Track 61 by Eve Karlin

Track 61 by Eve Karlin

Author:Eve Karlin
Language: eng
Format: epub
Publisher: Epicenter Press Inc.
Published: 2022-01-15T00:00:00+00:00


Chapter 10

Grete’s heart wasn’t in it.

“Look around and try to find bits of rubber, any kind!” she chanted with waning enthusiasm. Women plodded toward the subway in chunky heels and utility suits of jackets with wide shoulders and nipped waists that could be mixed and matched with skirts for myriad looks on the cheap. Businessmen with newspapers tucked under their arms hurried down the stairs. Most were fatherly types who wore their hats forward to hide receding hairlines. The younger men had more severe impairments: a pronounced limp, thick glasses, or a distracted tic. They fit the classification 4-F, Grete noted sadly. She was sympathetic to the shame of being marked unacceptable.

A gust of air blew trash up the stairs as a train screeched into the station.

Earlier that morning, when Grete and her partner Rose, another Salvage for Victory volunteer, set up their donation box on the northwest corner of Seventy-ninth Street in front of a church, the caretaker was hosing down the sidewalk and the awning provided ample shade. Hours later, the pavement had dried, sun was encroaching on their cover, and they had collected precious little. Rose had decorated the cardboard box with a drawing of a garden hose, easily mistaken for a snake, and a doughnut-like tire. She had inscribed the other sides with encouraging slogans: Throw Your Scrap in the Fight!
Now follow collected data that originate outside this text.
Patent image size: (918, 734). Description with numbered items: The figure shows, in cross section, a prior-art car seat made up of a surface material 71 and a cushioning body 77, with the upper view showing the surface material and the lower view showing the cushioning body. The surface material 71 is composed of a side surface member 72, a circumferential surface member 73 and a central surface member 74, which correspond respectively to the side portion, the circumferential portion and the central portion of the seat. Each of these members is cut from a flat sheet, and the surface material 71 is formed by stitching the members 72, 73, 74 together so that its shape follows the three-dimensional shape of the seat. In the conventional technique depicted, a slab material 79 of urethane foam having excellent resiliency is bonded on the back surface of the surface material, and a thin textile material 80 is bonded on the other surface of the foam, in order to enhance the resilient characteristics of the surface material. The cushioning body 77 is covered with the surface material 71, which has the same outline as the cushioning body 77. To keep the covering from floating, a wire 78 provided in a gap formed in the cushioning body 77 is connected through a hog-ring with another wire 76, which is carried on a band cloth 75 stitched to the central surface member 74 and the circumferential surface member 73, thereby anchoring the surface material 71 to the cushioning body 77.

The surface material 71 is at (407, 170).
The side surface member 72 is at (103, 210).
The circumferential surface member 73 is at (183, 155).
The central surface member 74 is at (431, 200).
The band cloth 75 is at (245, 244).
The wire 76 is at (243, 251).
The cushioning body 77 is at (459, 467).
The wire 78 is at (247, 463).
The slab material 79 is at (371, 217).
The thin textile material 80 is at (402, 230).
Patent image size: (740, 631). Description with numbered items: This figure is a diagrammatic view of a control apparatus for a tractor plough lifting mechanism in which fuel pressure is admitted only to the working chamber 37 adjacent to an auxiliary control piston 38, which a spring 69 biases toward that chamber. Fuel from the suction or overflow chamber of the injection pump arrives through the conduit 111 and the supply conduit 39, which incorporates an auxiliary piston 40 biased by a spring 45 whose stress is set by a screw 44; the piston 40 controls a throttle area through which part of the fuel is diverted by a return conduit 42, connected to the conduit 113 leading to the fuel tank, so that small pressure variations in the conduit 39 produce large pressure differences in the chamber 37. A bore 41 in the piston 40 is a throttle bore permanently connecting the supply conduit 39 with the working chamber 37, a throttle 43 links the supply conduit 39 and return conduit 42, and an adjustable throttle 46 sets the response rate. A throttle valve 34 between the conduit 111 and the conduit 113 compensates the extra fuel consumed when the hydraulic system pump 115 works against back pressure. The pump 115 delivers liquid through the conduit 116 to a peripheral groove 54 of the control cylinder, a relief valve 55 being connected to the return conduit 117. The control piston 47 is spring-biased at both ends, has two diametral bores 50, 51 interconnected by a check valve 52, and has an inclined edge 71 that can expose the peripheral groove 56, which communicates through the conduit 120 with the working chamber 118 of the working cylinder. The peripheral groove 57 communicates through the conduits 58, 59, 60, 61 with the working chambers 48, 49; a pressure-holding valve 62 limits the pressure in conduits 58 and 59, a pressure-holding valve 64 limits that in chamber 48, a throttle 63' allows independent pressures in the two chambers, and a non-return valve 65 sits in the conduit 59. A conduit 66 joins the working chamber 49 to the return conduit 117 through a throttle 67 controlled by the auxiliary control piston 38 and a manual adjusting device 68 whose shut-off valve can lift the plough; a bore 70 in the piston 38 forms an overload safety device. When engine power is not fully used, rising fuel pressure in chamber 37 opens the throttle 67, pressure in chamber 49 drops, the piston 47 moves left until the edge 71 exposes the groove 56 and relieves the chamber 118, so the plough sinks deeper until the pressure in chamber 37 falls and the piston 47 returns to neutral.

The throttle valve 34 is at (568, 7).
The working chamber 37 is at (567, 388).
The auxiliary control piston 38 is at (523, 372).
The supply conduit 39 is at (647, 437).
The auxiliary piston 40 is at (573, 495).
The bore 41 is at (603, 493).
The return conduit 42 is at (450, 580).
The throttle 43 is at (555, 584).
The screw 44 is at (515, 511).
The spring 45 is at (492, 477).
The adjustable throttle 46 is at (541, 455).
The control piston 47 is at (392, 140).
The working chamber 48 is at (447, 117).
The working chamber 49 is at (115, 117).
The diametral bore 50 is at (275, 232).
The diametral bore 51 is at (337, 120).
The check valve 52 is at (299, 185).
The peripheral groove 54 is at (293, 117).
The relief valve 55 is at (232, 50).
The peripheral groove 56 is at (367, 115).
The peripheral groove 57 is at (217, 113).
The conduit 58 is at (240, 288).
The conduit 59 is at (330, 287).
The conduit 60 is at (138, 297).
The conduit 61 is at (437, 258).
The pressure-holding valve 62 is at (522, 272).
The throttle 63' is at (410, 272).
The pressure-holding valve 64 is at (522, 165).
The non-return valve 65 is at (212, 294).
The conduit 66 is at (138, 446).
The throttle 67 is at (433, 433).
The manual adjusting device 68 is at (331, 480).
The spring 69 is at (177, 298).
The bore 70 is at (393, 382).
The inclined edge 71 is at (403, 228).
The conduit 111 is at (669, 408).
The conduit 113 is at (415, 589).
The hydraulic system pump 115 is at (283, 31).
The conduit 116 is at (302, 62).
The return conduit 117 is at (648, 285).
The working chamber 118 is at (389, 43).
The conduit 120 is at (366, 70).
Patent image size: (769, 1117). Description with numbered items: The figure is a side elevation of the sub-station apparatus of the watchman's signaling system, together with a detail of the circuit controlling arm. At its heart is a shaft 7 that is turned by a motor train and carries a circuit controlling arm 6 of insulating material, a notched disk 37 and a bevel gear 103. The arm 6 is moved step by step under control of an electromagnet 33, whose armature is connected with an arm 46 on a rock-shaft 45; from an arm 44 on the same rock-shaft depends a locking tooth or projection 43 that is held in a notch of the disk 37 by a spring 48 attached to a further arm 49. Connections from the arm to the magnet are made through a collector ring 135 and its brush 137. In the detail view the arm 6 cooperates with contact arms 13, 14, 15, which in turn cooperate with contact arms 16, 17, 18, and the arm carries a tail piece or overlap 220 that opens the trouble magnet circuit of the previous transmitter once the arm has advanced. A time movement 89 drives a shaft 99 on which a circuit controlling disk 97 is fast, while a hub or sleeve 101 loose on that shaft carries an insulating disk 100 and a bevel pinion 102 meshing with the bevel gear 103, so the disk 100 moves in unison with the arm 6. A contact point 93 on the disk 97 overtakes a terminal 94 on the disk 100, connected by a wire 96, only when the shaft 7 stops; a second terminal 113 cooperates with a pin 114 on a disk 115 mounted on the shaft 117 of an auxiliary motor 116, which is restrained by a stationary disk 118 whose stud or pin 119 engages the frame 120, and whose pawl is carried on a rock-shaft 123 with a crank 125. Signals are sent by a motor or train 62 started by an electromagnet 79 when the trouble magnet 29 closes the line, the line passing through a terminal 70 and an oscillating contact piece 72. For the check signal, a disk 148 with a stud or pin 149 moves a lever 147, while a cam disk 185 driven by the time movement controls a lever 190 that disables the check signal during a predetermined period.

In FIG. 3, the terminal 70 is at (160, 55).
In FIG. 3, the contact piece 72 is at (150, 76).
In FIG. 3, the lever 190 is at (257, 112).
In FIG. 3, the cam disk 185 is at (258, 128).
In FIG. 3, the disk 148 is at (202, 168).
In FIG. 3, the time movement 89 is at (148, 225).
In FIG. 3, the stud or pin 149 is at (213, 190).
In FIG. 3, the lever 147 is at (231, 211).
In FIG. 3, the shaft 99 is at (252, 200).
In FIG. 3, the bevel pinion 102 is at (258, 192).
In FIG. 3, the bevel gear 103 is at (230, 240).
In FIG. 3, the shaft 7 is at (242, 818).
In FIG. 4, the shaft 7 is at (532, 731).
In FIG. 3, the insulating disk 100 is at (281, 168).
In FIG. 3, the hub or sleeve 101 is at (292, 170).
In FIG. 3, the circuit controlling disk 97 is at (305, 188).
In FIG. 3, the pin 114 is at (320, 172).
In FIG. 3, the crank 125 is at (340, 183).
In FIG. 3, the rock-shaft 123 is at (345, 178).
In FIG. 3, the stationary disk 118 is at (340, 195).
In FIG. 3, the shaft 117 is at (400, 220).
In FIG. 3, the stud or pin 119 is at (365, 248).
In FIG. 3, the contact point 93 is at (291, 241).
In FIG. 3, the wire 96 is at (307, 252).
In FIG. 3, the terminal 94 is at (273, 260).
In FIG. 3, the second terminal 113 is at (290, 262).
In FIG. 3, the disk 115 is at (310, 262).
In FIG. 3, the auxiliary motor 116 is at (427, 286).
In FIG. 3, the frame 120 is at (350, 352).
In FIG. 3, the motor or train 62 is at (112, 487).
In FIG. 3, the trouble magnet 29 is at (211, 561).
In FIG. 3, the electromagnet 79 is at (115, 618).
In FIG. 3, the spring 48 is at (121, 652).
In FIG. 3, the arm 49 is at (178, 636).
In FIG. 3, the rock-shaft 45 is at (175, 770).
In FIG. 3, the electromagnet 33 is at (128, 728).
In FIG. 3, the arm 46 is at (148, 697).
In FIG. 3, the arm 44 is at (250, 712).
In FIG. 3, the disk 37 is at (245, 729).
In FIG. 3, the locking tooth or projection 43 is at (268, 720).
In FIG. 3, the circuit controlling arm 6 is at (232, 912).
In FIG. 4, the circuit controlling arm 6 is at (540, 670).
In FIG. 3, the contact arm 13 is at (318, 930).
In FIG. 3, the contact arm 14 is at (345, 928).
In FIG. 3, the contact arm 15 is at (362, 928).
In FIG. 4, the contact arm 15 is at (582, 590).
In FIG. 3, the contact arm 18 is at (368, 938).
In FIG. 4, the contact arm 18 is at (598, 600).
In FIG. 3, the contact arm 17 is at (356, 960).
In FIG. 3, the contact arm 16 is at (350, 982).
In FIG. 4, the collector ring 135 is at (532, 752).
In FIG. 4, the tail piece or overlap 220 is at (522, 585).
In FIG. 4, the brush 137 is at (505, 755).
Get in the Scrap!

Few had taken heed.

“Hurry up and bring them in, if you want to help us win!” Rose bellowed. Rose was short and curvy with a sassy voice that belied her size.

The previous Friday, Roosevelt had announced a two-week drive to collect scrap rubber lurking in discarded footwear, toys, and tires. Fala, his adored terrier, had contributed his favorite ball. Joe DiMaggio donated his baby’s rubber pants.

Happy to escape the stifling confines of the salvage depot, Grete had set out believing that any donations collected that day would contribute to dozens of airplanes. An hour later, she had revised her estimate down to a single airplane, then spare parts. Her optimism lasted another hour, after that, duty kicked in, followed by disappointment. The girls retreated to a thin band of shade. Grete peered into the box. She and Rose had managed to collect a clump of rubber bands, half a sink stopper, and a leaky hot water bottle.

“Maybe we’d have better luck outside an apartment building,” Rose suggested, pointing across the street at the Apthorp, a fortress-like home to the rich and famous that straddled an entire city block.

Grete admired her perseverance. Rose had explained, while she and Grete set up, that she was from a shtetl on the Ukraine plain at the base of the Carpathian Mountains. She was also Jewish. Grete suspected they had been paired together for that reason. They had little else in common. Rose’s father had served in the Czech army in a horse artillery regiment. Her mother had been raised in a village without running water or electricity and had never attended school, though since their arrival in America she had taught herself to read and write in English, Rose added with pride.